A story as told by Xie Pei Qi, states when Yin Fu came to Beijing he was already skilled at "Snake's Tongue" Boxing (She Xin Quan), which he had practiced since childhood. Shortly after he arrived in Beijing he heard of Tung Hai Chuan's reputation and went to the palace to challenge him. When Yin met Tung and initiated the challenge, Tung was holding a tobacco pouch in his left hand. Tung stretched out his right hand with the palm facing up (yang palm) and said, "You start first." Yin squared off with Tung and extended his hand in attack. As soon as Yin's hand met Tung's arm, Tung turned his palm over and pressed on Yin's arm. Yin Fu moved to block up and when he did Tung speared straight in and struck him in the mouth with his fingertips, knocking out his two front teeth. Tung never dropped the tobacco pouch. Realizing that he had been outclassed, Yin knelt and asked Tung to be his teacher. Tung refused. Yin said, "If you do not take me as your student, I will kneel here and die in front of you." Prince Su was passing by and observed what was happening. He noticed that Yin was very thin and had a "unique look." The prince told Tung to please accept this young man as his disciple. He said, "I will be the one to make the introduction between teacher and student." At this, Tung accepted as his disciple.
When Yin Fu became proficient in Bagua, he started a protection and bodyguard agency. His students worked for him, guarding the homes and bodies of the well-to-do and the elite of Beijing. The success of the agency was due to the fact that each and every guard was backed by the reputation of Yin Fu. Each of these guard/students learned Lohan Shaolin, Pao Chui and Kung Li before learning Pa Kua Chang, making each of them effective fighters in their own right. As he became wealthy from his two businesses, Yin Fu began to send food and clothing back to his home village every month. 
In 1900, during the evacuation of the capital due to the Boxer's Rebellion, he was appointed the head bodyguard of the Empress Dowager and the Guang Xu emperor. After government returned to Beijing, Yin continued in the employ as head of the royal guard. When he retired, he was succeeded in his position by Gong Baotian, one of his more accomplished disciples. He died when he was 70 years old. His two sons later moved to Shandong province.
The style and flavour of Bagua that Yin Fu began to teach became known as Yin Style Bagua.

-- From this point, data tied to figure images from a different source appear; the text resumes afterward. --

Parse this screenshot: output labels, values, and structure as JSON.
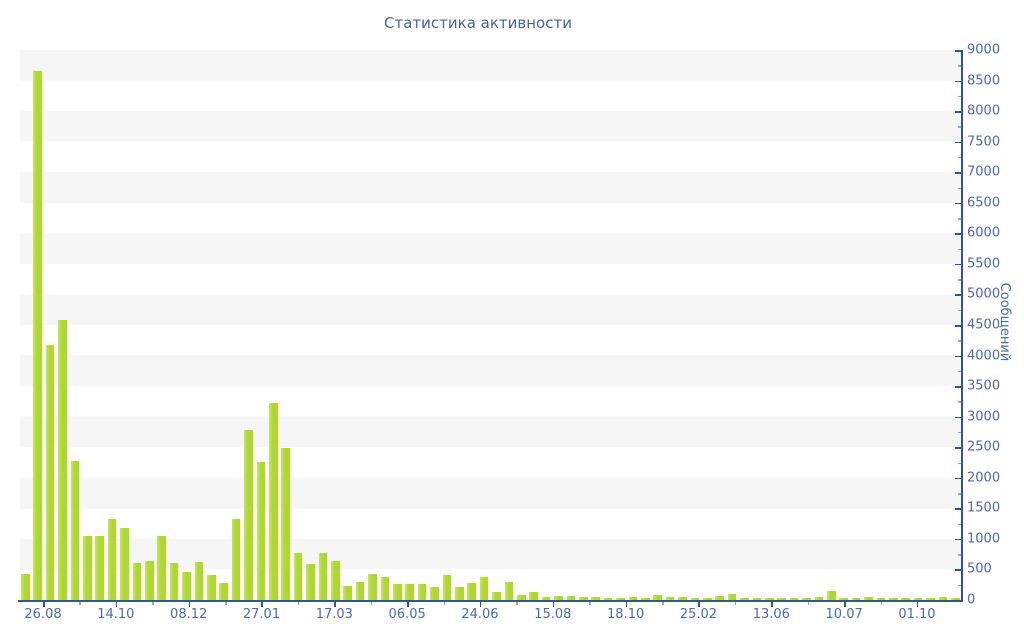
{
  "chart_data": {
    "type": "bar",
    "title": "Статистика активности",
    "ylabel": "Сообщений",
    "xlabel": "",
    "ylim": [
      0,
      9000
    ],
    "y_major_step": 500,
    "y_minor_step": 250,
    "grid": "striped-bands-every-500",
    "legend": "none",
    "y_tick_labels": [
      "0",
      "500",
      "1000",
      "1500",
      "2000",
      "2500",
      "3000",
      "3500",
      "4000",
      "4500",
      "5000",
      "5500",
      "6000",
      "6500",
      "7000",
      "7500",
      "8000",
      "8500",
      "9000"
    ],
    "x_tick_labels": [
      "26.08",
      "14.10",
      "08.12",
      "27.01",
      "17.03",
      "06.05",
      "24.06",
      "15.08",
      "18.10",
      "25.02",
      "13.06",
      "10.07",
      "01.10"
    ],
    "series_name": "Сообщений",
    "values": [
      420,
      8660,
      4170,
      4580,
      2280,
      1050,
      1050,
      1325,
      1180,
      600,
      640,
      1040,
      600,
      460,
      630,
      405,
      275,
      1320,
      2780,
      2260,
      3230,
      2480,
      765,
      585,
      775,
      640,
      235,
      290,
      420,
      375,
      260,
      260,
      260,
      215,
      405,
      215,
      280,
      380,
      130,
      295,
      80,
      135,
      45,
      60,
      60,
      45,
      45,
      32,
      32,
      45,
      32,
      90,
      45,
      45,
      32,
      38,
      70,
      100,
      38,
      32,
      32,
      32,
      32,
      32,
      55,
      140,
      32,
      32,
      55,
      32,
      32,
      32,
      32,
      32,
      55,
      32
    ],
    "colors": {
      "bar": "#aed72f",
      "bar_highlight": "#c7e65e",
      "axis": "#35539b",
      "labels": "#4b6bae",
      "title": "#4464a8",
      "stripe": "#f6f6f6"
    }
  }
}
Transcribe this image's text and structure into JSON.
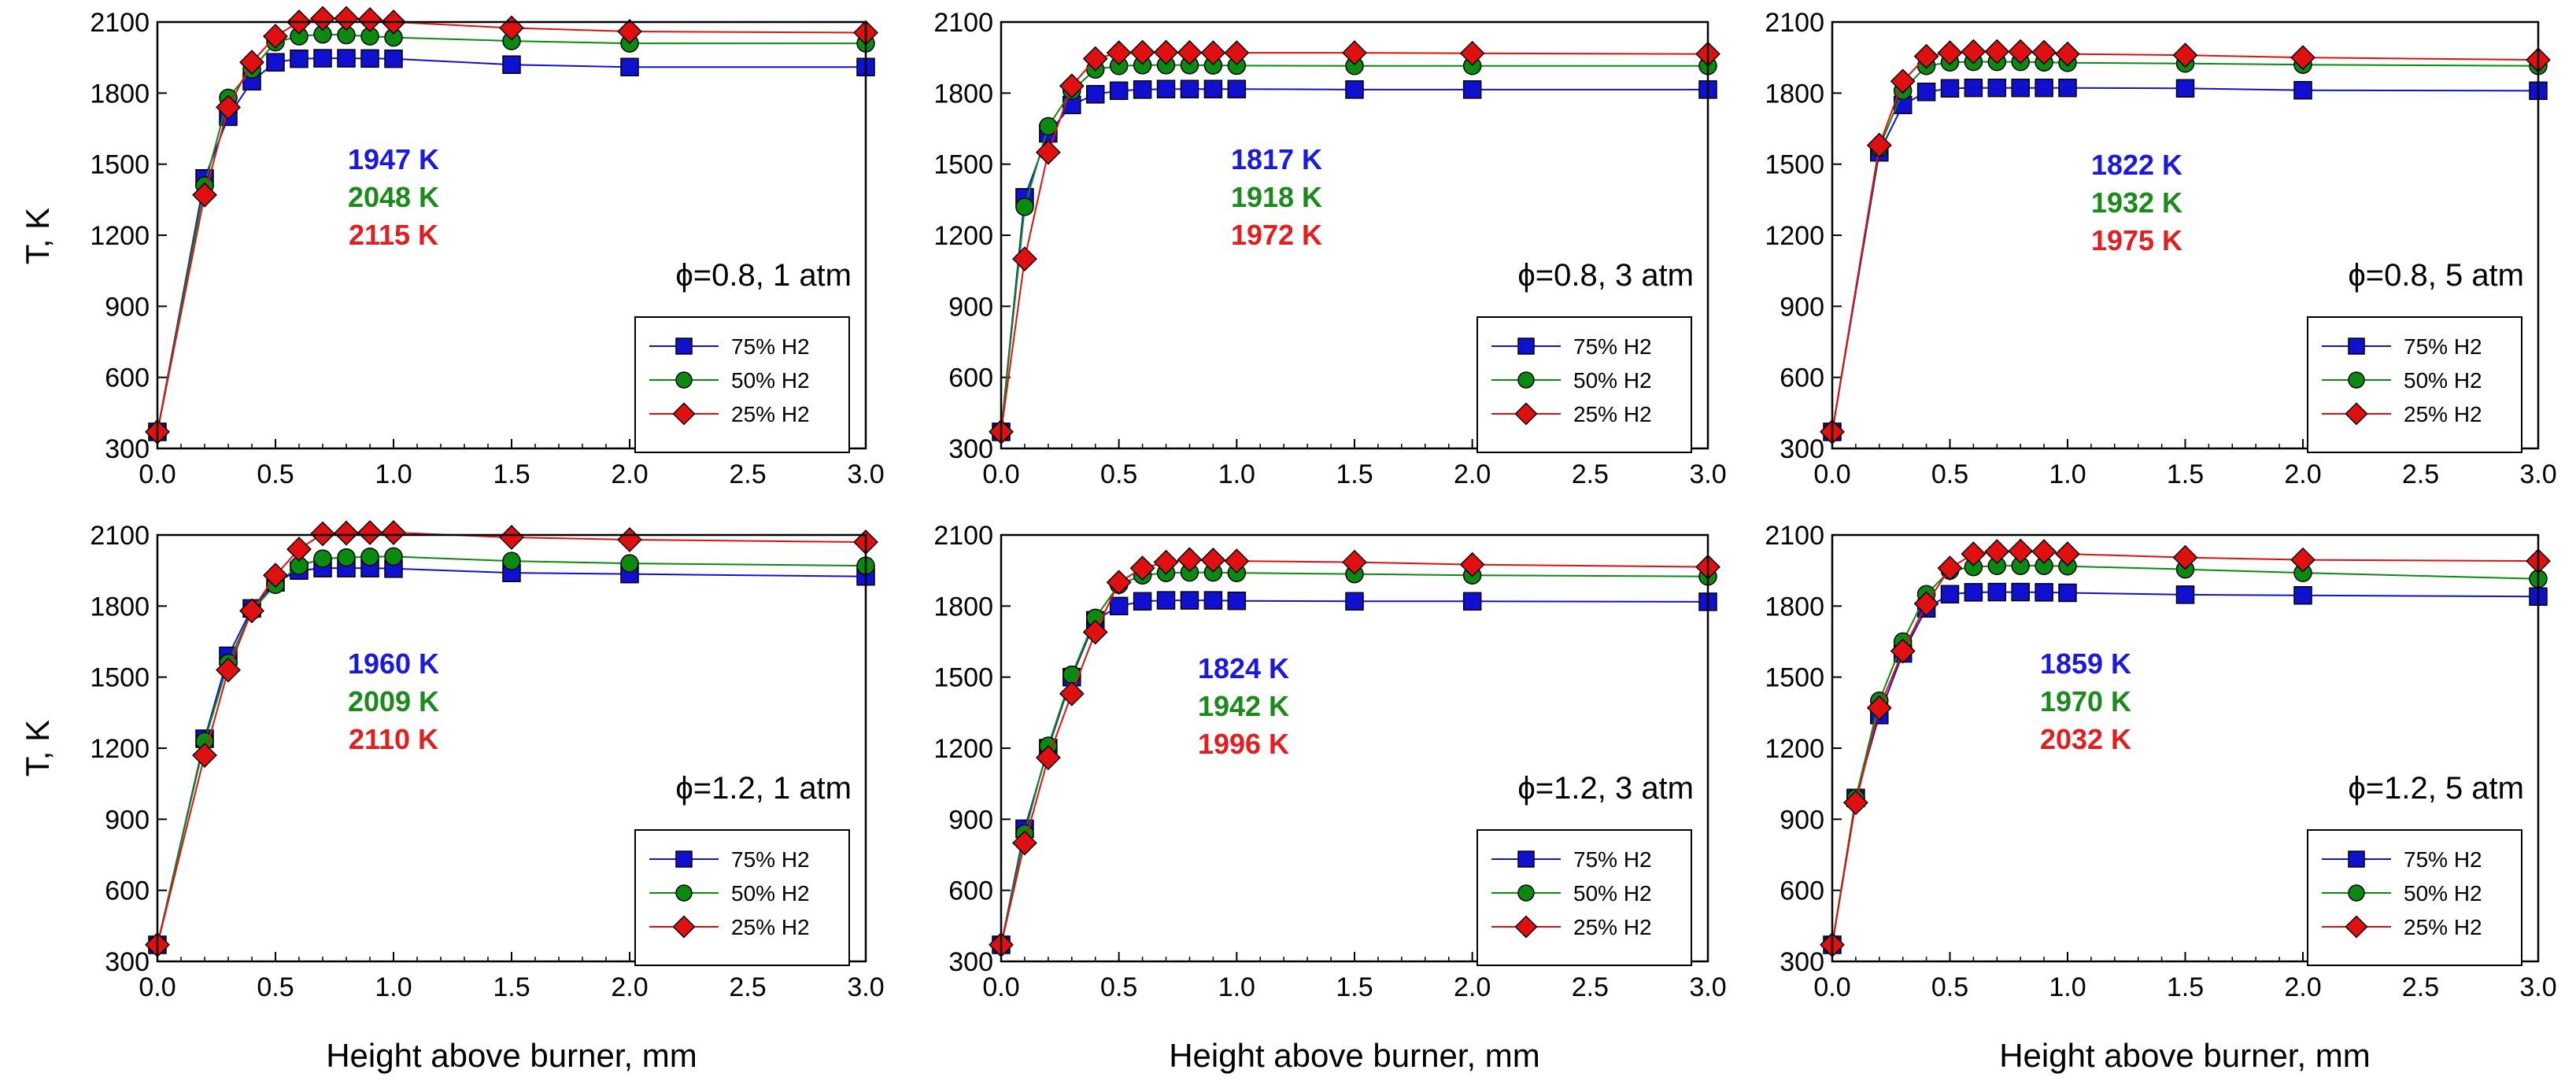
{
  "figure": {
    "xlabel": "Height above burner, mm",
    "ylabel": "T, K"
  },
  "colors": {
    "75% H2": "#1010d0",
    "50% H2": "#0a8a10",
    "25% H2": "#e01010",
    "peak_75": "#1a1adc",
    "peak_50": "#1a8a1a",
    "peak_25": "#e02020"
  },
  "chart_data": [
    {
      "type": "line",
      "condition": "ϕ=0.8, 1 atm",
      "xlim": [
        0,
        3.0
      ],
      "ylim": [
        300,
        2100
      ],
      "xticks": [
        "0.0",
        "0.5",
        "1.0",
        "1.5",
        "2.0",
        "2.5",
        "3.0"
      ],
      "yticks": [
        "300",
        "600",
        "900",
        "1200",
        "1500",
        "1800",
        "2100"
      ],
      "legend": [
        "75% H2",
        "50% H2",
        "25% H2"
      ],
      "peaks": [
        "1947 K",
        "2048 K",
        "2115 K"
      ],
      "series": [
        {
          "name": "75% H2",
          "x": [
            0,
            0.2,
            0.3,
            0.4,
            0.5,
            0.6,
            0.7,
            0.8,
            0.9,
            1.0,
            1.5,
            2.0,
            3.0
          ],
          "y": [
            370,
            1440,
            1700,
            1850,
            1930,
            1945,
            1947,
            1947,
            1946,
            1945,
            1920,
            1910,
            1910
          ]
        },
        {
          "name": "50% H2",
          "x": [
            0,
            0.2,
            0.3,
            0.4,
            0.5,
            0.6,
            0.7,
            0.8,
            0.9,
            1.0,
            1.5,
            2.0,
            3.0
          ],
          "y": [
            370,
            1410,
            1780,
            1900,
            2015,
            2040,
            2048,
            2045,
            2040,
            2035,
            2020,
            2010,
            2010
          ]
        },
        {
          "name": "25% H2",
          "x": [
            0,
            0.2,
            0.3,
            0.4,
            0.5,
            0.6,
            0.7,
            0.8,
            0.9,
            1.0,
            1.5,
            2.0,
            3.0
          ],
          "y": [
            370,
            1370,
            1740,
            1930,
            2040,
            2100,
            2115,
            2115,
            2110,
            2100,
            2075,
            2060,
            2055
          ]
        }
      ]
    },
    {
      "type": "line",
      "condition": "ϕ=0.8, 3 atm",
      "xlim": [
        0,
        3.0
      ],
      "ylim": [
        300,
        2100
      ],
      "xticks": [
        "0.0",
        "0.5",
        "1.0",
        "1.5",
        "2.0",
        "2.5",
        "3.0"
      ],
      "yticks": [
        "300",
        "600",
        "900",
        "1200",
        "1500",
        "1800",
        "2100"
      ],
      "legend": [
        "75% H2",
        "50% H2",
        "25% H2"
      ],
      "peaks": [
        "1817 K",
        "1918 K",
        "1972 K"
      ],
      "series": [
        {
          "name": "75% H2",
          "x": [
            0,
            0.1,
            0.2,
            0.3,
            0.4,
            0.5,
            0.6,
            0.7,
            0.8,
            0.9,
            1.0,
            1.5,
            2.0,
            3.0
          ],
          "y": [
            370,
            1360,
            1630,
            1750,
            1795,
            1810,
            1815,
            1817,
            1817,
            1817,
            1817,
            1815,
            1815,
            1815
          ]
        },
        {
          "name": "50% H2",
          "x": [
            0,
            0.1,
            0.2,
            0.3,
            0.4,
            0.5,
            0.6,
            0.7,
            0.8,
            0.9,
            1.0,
            1.5,
            2.0,
            3.0
          ],
          "y": [
            370,
            1320,
            1660,
            1810,
            1900,
            1915,
            1918,
            1918,
            1918,
            1917,
            1916,
            1915,
            1915,
            1915
          ]
        },
        {
          "name": "25% H2",
          "x": [
            0,
            0.1,
            0.2,
            0.3,
            0.4,
            0.5,
            0.6,
            0.7,
            0.8,
            0.9,
            1.0,
            1.5,
            2.0,
            3.0
          ],
          "y": [
            370,
            1100,
            1550,
            1830,
            1945,
            1970,
            1972,
            1972,
            1971,
            1970,
            1970,
            1970,
            1968,
            1965
          ]
        }
      ]
    },
    {
      "type": "line",
      "condition": "ϕ=0.8, 5 atm",
      "xlim": [
        0,
        3.0
      ],
      "ylim": [
        300,
        2100
      ],
      "xticks": [
        "0.0",
        "0.5",
        "1.0",
        "1.5",
        "2.0",
        "2.5",
        "3.0"
      ],
      "yticks": [
        "300",
        "600",
        "900",
        "1200",
        "1500",
        "1800",
        "2100"
      ],
      "legend": [
        "75% H2",
        "50% H2",
        "25% H2"
      ],
      "peaks": [
        "1822 K",
        "1932 K",
        "1975 K"
      ],
      "series": [
        {
          "name": "75% H2",
          "x": [
            0,
            0.2,
            0.3,
            0.4,
            0.5,
            0.6,
            0.7,
            0.8,
            0.9,
            1.0,
            1.5,
            2.0,
            3.0
          ],
          "y": [
            370,
            1550,
            1750,
            1805,
            1820,
            1822,
            1822,
            1822,
            1822,
            1822,
            1820,
            1812,
            1810
          ]
        },
        {
          "name": "50% H2",
          "x": [
            0,
            0.2,
            0.3,
            0.4,
            0.5,
            0.6,
            0.7,
            0.8,
            0.9,
            1.0,
            1.5,
            2.0,
            3.0
          ],
          "y": [
            370,
            1570,
            1810,
            1915,
            1930,
            1932,
            1932,
            1932,
            1930,
            1928,
            1925,
            1920,
            1915
          ]
        },
        {
          "name": "25% H2",
          "x": [
            0,
            0.2,
            0.3,
            0.4,
            0.5,
            0.6,
            0.7,
            0.8,
            0.9,
            1.0,
            1.5,
            2.0,
            3.0
          ],
          "y": [
            370,
            1580,
            1850,
            1955,
            1970,
            1975,
            1975,
            1975,
            1972,
            1965,
            1960,
            1950,
            1940
          ]
        }
      ]
    },
    {
      "type": "line",
      "condition": "ϕ=1.2, 1 atm",
      "xlim": [
        0,
        3.0
      ],
      "ylim": [
        300,
        2100
      ],
      "xticks": [
        "0.0",
        "0.5",
        "1.0",
        "1.5",
        "2.0",
        "2.5",
        "3.0"
      ],
      "yticks": [
        "300",
        "600",
        "900",
        "1200",
        "1500",
        "1800",
        "2100"
      ],
      "legend": [
        "75% H2",
        "50% H2",
        "25% H2"
      ],
      "peaks": [
        "1960 K",
        "2009 K",
        "2110 K"
      ],
      "series": [
        {
          "name": "75% H2",
          "x": [
            0,
            0.2,
            0.3,
            0.4,
            0.5,
            0.6,
            0.7,
            0.8,
            0.9,
            1.0,
            1.5,
            2.0,
            3.0
          ],
          "y": [
            370,
            1240,
            1590,
            1790,
            1900,
            1950,
            1960,
            1960,
            1960,
            1958,
            1940,
            1935,
            1925
          ]
        },
        {
          "name": "50% H2",
          "x": [
            0,
            0.2,
            0.3,
            0.4,
            0.5,
            0.6,
            0.7,
            0.8,
            0.9,
            1.0,
            1.5,
            2.0,
            3.0
          ],
          "y": [
            370,
            1230,
            1560,
            1780,
            1890,
            1970,
            2000,
            2005,
            2008,
            2009,
            1990,
            1980,
            1970
          ]
        },
        {
          "name": "25% H2",
          "x": [
            0,
            0.2,
            0.3,
            0.4,
            0.5,
            0.6,
            0.7,
            0.8,
            0.9,
            1.0,
            1.5,
            2.0,
            3.0
          ],
          "y": [
            370,
            1170,
            1530,
            1780,
            1930,
            2040,
            2105,
            2108,
            2110,
            2110,
            2090,
            2080,
            2070
          ]
        }
      ]
    },
    {
      "type": "line",
      "condition": "ϕ=1.2, 3 atm",
      "xlim": [
        0,
        3.0
      ],
      "ylim": [
        300,
        2100
      ],
      "xticks": [
        "0.0",
        "0.5",
        "1.0",
        "1.5",
        "2.0",
        "2.5",
        "3.0"
      ],
      "yticks": [
        "300",
        "600",
        "900",
        "1200",
        "1500",
        "1800",
        "2100"
      ],
      "legend": [
        "75% H2",
        "50% H2",
        "25% H2"
      ],
      "peaks": [
        "1824 K",
        "1942 K",
        "1996 K"
      ],
      "series": [
        {
          "name": "75% H2",
          "x": [
            0,
            0.1,
            0.2,
            0.3,
            0.4,
            0.5,
            0.6,
            0.7,
            0.8,
            0.9,
            1.0,
            1.5,
            2.0,
            3.0
          ],
          "y": [
            370,
            860,
            1200,
            1500,
            1740,
            1800,
            1820,
            1824,
            1824,
            1824,
            1822,
            1820,
            1820,
            1818
          ]
        },
        {
          "name": "50% H2",
          "x": [
            0,
            0.1,
            0.2,
            0.3,
            0.4,
            0.5,
            0.6,
            0.7,
            0.8,
            0.9,
            1.0,
            1.5,
            2.0,
            3.0
          ],
          "y": [
            370,
            840,
            1210,
            1510,
            1750,
            1890,
            1930,
            1940,
            1942,
            1942,
            1940,
            1935,
            1930,
            1925
          ]
        },
        {
          "name": "25% H2",
          "x": [
            0,
            0.1,
            0.2,
            0.3,
            0.4,
            0.5,
            0.6,
            0.7,
            0.8,
            0.9,
            1.0,
            1.5,
            2.0,
            3.0
          ],
          "y": [
            370,
            800,
            1160,
            1430,
            1690,
            1900,
            1960,
            1985,
            1996,
            1994,
            1990,
            1985,
            1975,
            1965
          ]
        }
      ]
    },
    {
      "type": "line",
      "condition": "ϕ=1.2, 5 atm",
      "xlim": [
        0,
        3.0
      ],
      "ylim": [
        300,
        2100
      ],
      "xticks": [
        "0.0",
        "0.5",
        "1.0",
        "1.5",
        "2.0",
        "2.5",
        "3.0"
      ],
      "yticks": [
        "300",
        "600",
        "900",
        "1200",
        "1500",
        "1800",
        "2100"
      ],
      "legend": [
        "75% H2",
        "50% H2",
        "25% H2"
      ],
      "peaks": [
        "1859 K",
        "1970 K",
        "2032 K"
      ],
      "series": [
        {
          "name": "75% H2",
          "x": [
            0,
            0.1,
            0.2,
            0.3,
            0.4,
            0.5,
            0.6,
            0.7,
            0.8,
            0.9,
            1.0,
            1.5,
            2.0,
            3.0
          ],
          "y": [
            370,
            990,
            1340,
            1600,
            1790,
            1850,
            1858,
            1859,
            1859,
            1858,
            1856,
            1848,
            1845,
            1840
          ]
        },
        {
          "name": "50% H2",
          "x": [
            0,
            0.1,
            0.2,
            0.3,
            0.4,
            0.5,
            0.6,
            0.7,
            0.8,
            0.9,
            1.0,
            1.5,
            2.0,
            3.0
          ],
          "y": [
            370,
            990,
            1400,
            1650,
            1850,
            1950,
            1965,
            1970,
            1970,
            1970,
            1968,
            1955,
            1940,
            1915
          ]
        },
        {
          "name": "25% H2",
          "x": [
            0,
            0.1,
            0.2,
            0.3,
            0.4,
            0.5,
            0.6,
            0.7,
            0.8,
            0.9,
            1.0,
            1.5,
            2.0,
            3.0
          ],
          "y": [
            370,
            970,
            1370,
            1610,
            1810,
            1960,
            2020,
            2030,
            2032,
            2030,
            2020,
            2005,
            1995,
            1990
          ]
        }
      ]
    }
  ]
}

Cheng Ting-Hua (also known as Cheng Ying-Fang) was born in 1848 in the Cheng family village, Shen County, Hebei Province. The third of four brothers, Cheng had pock marks on his face when he was young and thus he was known as “third son with pock marks” Cheng. Cheng T'ing-Hua was fond of martial arts and in his youth he gained skill at wielding a 90 kg broadsword and a large heavy staff. When Cheng was still fairly young, he left his hometown and went to Beijing to apprentice with a gentleman who made eyeglasses. Intent on improving his martial arts skill, Cheng also began to study Chinese wrestling (Shuai Chiao) when he arrived in Beijing.
In the late 1800s, two wrestling styles were popular in Beijing, Manchurian/Mongolian wrestling and Pao Ting “fast style” wrestling. The Pao Ting style was quicker than the Manchurian style. As soon as the opponent came in contact with the wrestler, he would be thrown. There was not any grappling, struggling, or tussling as we see in western wrestling. This wrestling also combined punching, kicking, joint locking and point striking with its throwing techniques. Cheng T'ing-Hua was a avid wrestler and studied both of the popular wrestling styles when he was a young man in Beijing. He practiced hard and made a name for himself as a wrestler. He was not a big name in the martial arts world yet, however, most martial artists in Beijing knew of him and knew he was skilled at shuai chiao.